The frittata recipe that only mother-in-laws know
This recipe is a favourite of my mother-in-law, who learnt it from her mother-in-law. Who knows….maybe it’s a secret recipe passed down only by mother-in-laws. In which case, I shouldn’t be sharing it with you and will probably be struck by lightening as soon as I publish this. I’ll keep you posted on that outcome. Maybe I should start dragging a kite with a metal key attached to it behind me…..just in case!. Luckily I have two kids so maybe when they grow up, if they get married I can be a mother-in-law and teach my acquired “children” how to make onion frittata too.
Where does the original onion frittata come from
I did a little research to see where in Italy this dish originated and found out that many regions claim it as their own. Given that onions are a fairly ubiquitous and easily grown vegetable, I award the honour to any Italian region that wants it as a piatto tipico. I have to say though, much to my chagrin, that I have never been able to grow onions in my garden……my only consolation was that out of everything I’ve planted, the only plants that seem to grow well here are olive trees, lavender, rosemary, thyme and oregano. …..well, that was until I went for a hike in the hills behind the town we live in and discovered that these things grow wild everywhere…..in an instant I was sucked back into the vortex of being ashamed of my gardening prowess.

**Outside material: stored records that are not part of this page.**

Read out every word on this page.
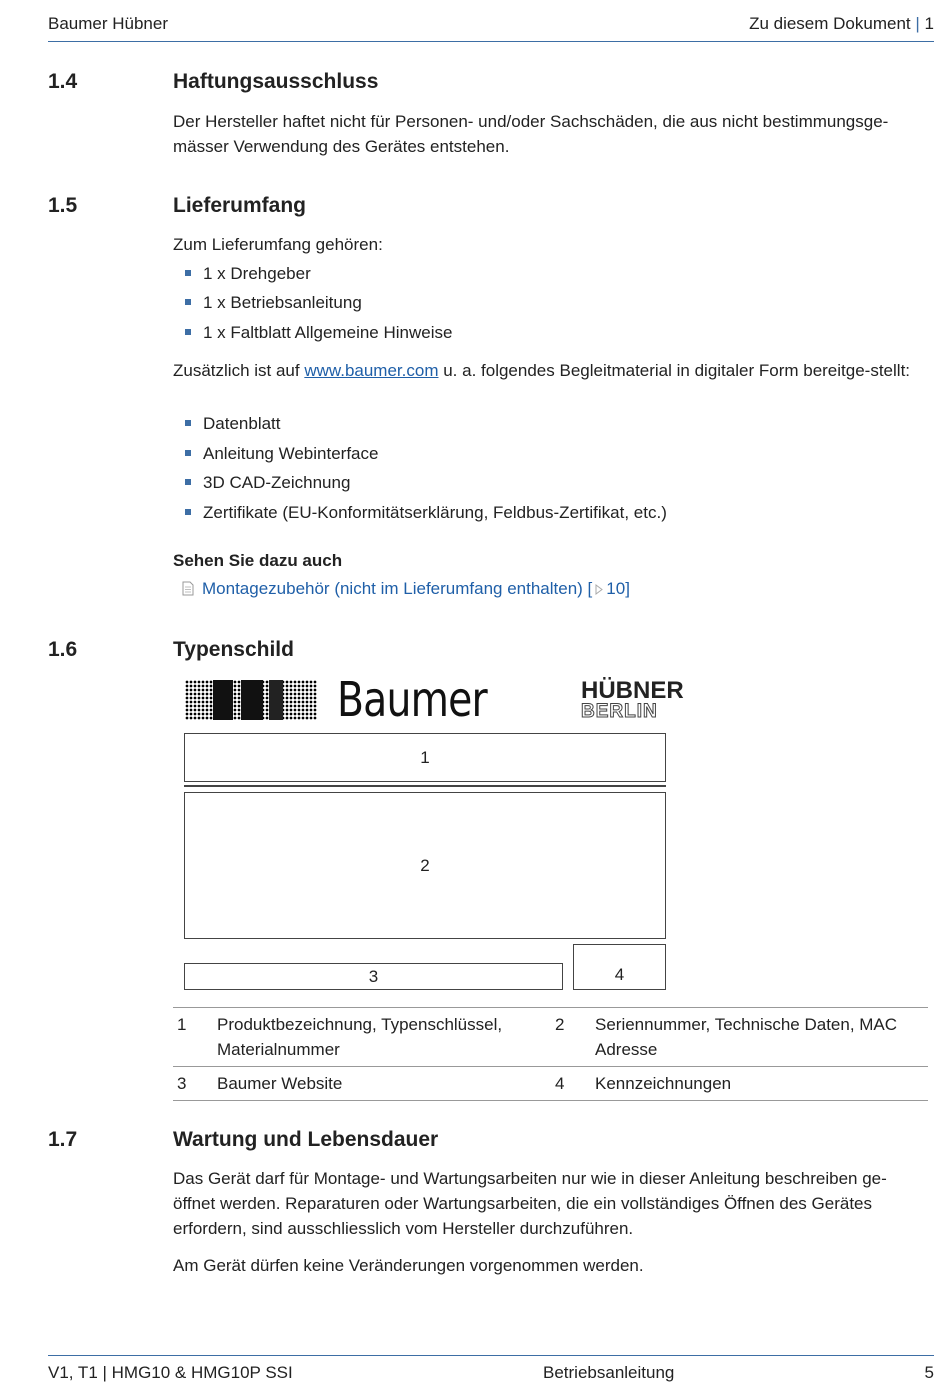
Baumer Hübner	Zu diesem Dokument | 1
1.4	Haftungsausschluss
Der Hersteller haftet nicht für Personen- und/oder Sachschäden, die aus nicht bestimmungsge-mässer Verwendung des Gerätes entstehen.
1.5	Lieferumfang
Zum Lieferumfang gehören:
1 x Drehgeber
1 x Betriebsanleitung
1 x Faltblatt Allgemeine Hinweise
Zusätzlich ist auf www.baumer.com u. a. folgendes Begleitmaterial in digitaler Form bereitge-stellt:
Datenblatt
Anleitung Webinterface
3D CAD-Zeichnung
Zertifikate (EU-Konformitätserklärung, Feldbus-Zertifikat, etc.)
Sehen Sie dazu auch
Montagezubehör (nicht im Lieferumfang enthalten) [ 10]
1.6	Typenschild
Baumer	HÜBNER
BERLIN
1
2
3	4
1	Produktbezeichnung, Typenschlüssel, Materialnummer	2	Seriennummer, Technische Daten, MAC Adresse
3	Baumer Website	4	Kennzeichnungen
1.7	Wartung und Lebensdauer
Das Gerät darf für Montage- und Wartungsarbeiten nur wie in dieser Anleitung beschreiben ge-öffnet werden. Reparaturen oder Wartungsarbeiten, die ein vollständiges Öffnen des Gerätes erfordern, sind ausschliesslich vom Hersteller durchzuführen.
Am Gerät dürfen keine Veränderungen vorgenommen werden.
V1, T1 | HMG10 & HMG10P SSI	Betriebsanleitung	5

Making frittata is easier than you think
Now, I have a super-exciting revelation for you that makes it ever so much easier to make frittata than I ever dreamed possible! You know how I was droning on in the post on making spinach frittata about how to flip these guys in the least destructive way possible? Well, do I have news for you?! After all these years, I learned that if you cook the frittata over a low heat with a tight-fitting lid (wait for it….!) you don’t have to flip it! And, when I whoopingly told my Italian husband this, he said, “Yes, I know. That’s how my mother taught me to make it.” Come on, man….does 16 years of being together mean nothing to you?! All those broken frittatas that got eaten and nobody ever said anything?
Tips for making onion frittata
So, now my sage advice to you is not to flip the frittata at end, just slide it out of the pan gently using a fish slice, and we’ll all be able to breathe a sigh of relief and sleep better at night. This dish does take time to make well, but it’s honestly worth it. You can cook the onions before-hand and keep them for 1-2 days in the fridge before finishing the dish.
For Eight Tips To Make the Perfect Frittata click here!
By Lisa Watson
Caramelized onion frittata
- 500 g Onions 3 large
- 6 Eggs
- 1 Tbsp Milk
- Salt to taste
- 30-40 g Parmesan cheese 2-3 Tbsp
To cook the onions:
- Halve the onions then slice them (not too thick and not too thin!)
- Saute the onions in olive oil for 5 minutes on a medium-high heat, stirring often. Do not let them brown. Sprinkle them with some salt.
- When the onions are becoming translucent, add water to just cover them. Turn the heat down to medium-low.
- Simmer the onions for approximately 30 minutes, stirring very gently every so often.
- Turn the heat up to medium-high and let the water boil off. This will take about 10 minutes. Be very vigilant that they don’t burn!
- Leave the onions to cool.
To make the frittata:
- Beat the remaining ingredients together.
- Add the onion and mix in. Meanwhile heat olive oil in a frying pan.
- Pour the egg mixture into the pan and turn the setting to low heat. Put a tight-fitting lid on the pan and let cook slowly until the frittata is completely set. (about 15 minutes)
- Slide the frittata onto a plate and let cool. It tastes best when it is tepid or at room temperature.